Most smartphone displays are pretty terrible in sunlight, and while Samsung has made some strides here, bright days are still a weak point. With the Note 8’s display, though, Samsung is upping the brightness levels by 22%. That puts the maximum brightness output of the Note 8 to a whopping 1200 nits. By comparison, the Galaxy S8 maxes at just over 1000 nits where Apple’s iPhone 7 hits a mere 625 nits.

Needless to say, this maximum brightness is something impressive and we can’t wait to see how the Note 8 handles a bright day. In my brief hands-on with the device, the brightness of the display was certainly noticeable, but the dark room didn’t let us stretch it to its limits.

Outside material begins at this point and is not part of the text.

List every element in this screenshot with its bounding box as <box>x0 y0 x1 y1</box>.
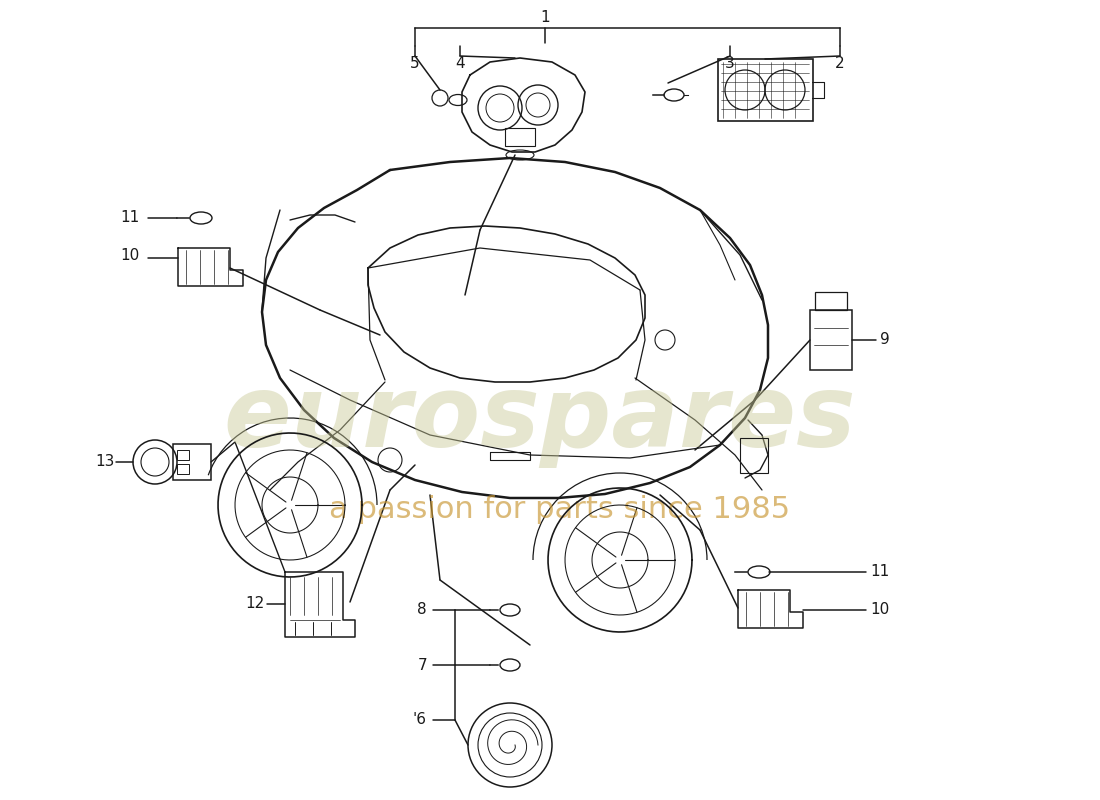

The Galaxy Note8 is up to 22 percent Brighter than the Galaxy S8. For most image content the Galaxy Note8 provides over 490 cd/m2 (Luminance, which is a measure of Brightness sometimes called nits), comparable or higher than most LCD displays in this size class. The measured Brightness on the Home screen is even higher at over 540 nits. When the display Brightness is set Manually with the slider, it can be adjusted to reach a maximum screen Brightness of up to 728 nits, which is impressive.

As you’d expect, brightness isn’t the only area where the Note 8 excels. Samsung’s OLED panel has been reworked behind the scenes to include some major enhancements to the hardware, enabling new display features. That includes multiple screen color modes as well as more accurate colors. The display is not only certified by the UHD Alliance for HDR, but also has a full 100% DCI-P3 Color Gamut which is also used on 4K TVs.

Another minor, but important change comes to the always-on display. DisplayMate has discovered that this feature is no longer reliant on software 100% of the time, but rather uses hardware to keep itself updated with things like the clock. This should prove to give the phone better battery life.

DisplayMate’s tests reveal quite a lot of changes between the Note 8’s display and what we’ve seen before, and you can see the full results here, but what should be taken away from it is this: The Note 8’s display is the best we’ve seen on a smartphone to date, and it shows where the industry should be going. While some clamor for higher resolution, Samsung has shown that 1440p with the right enhancements are what customers will really appreciate.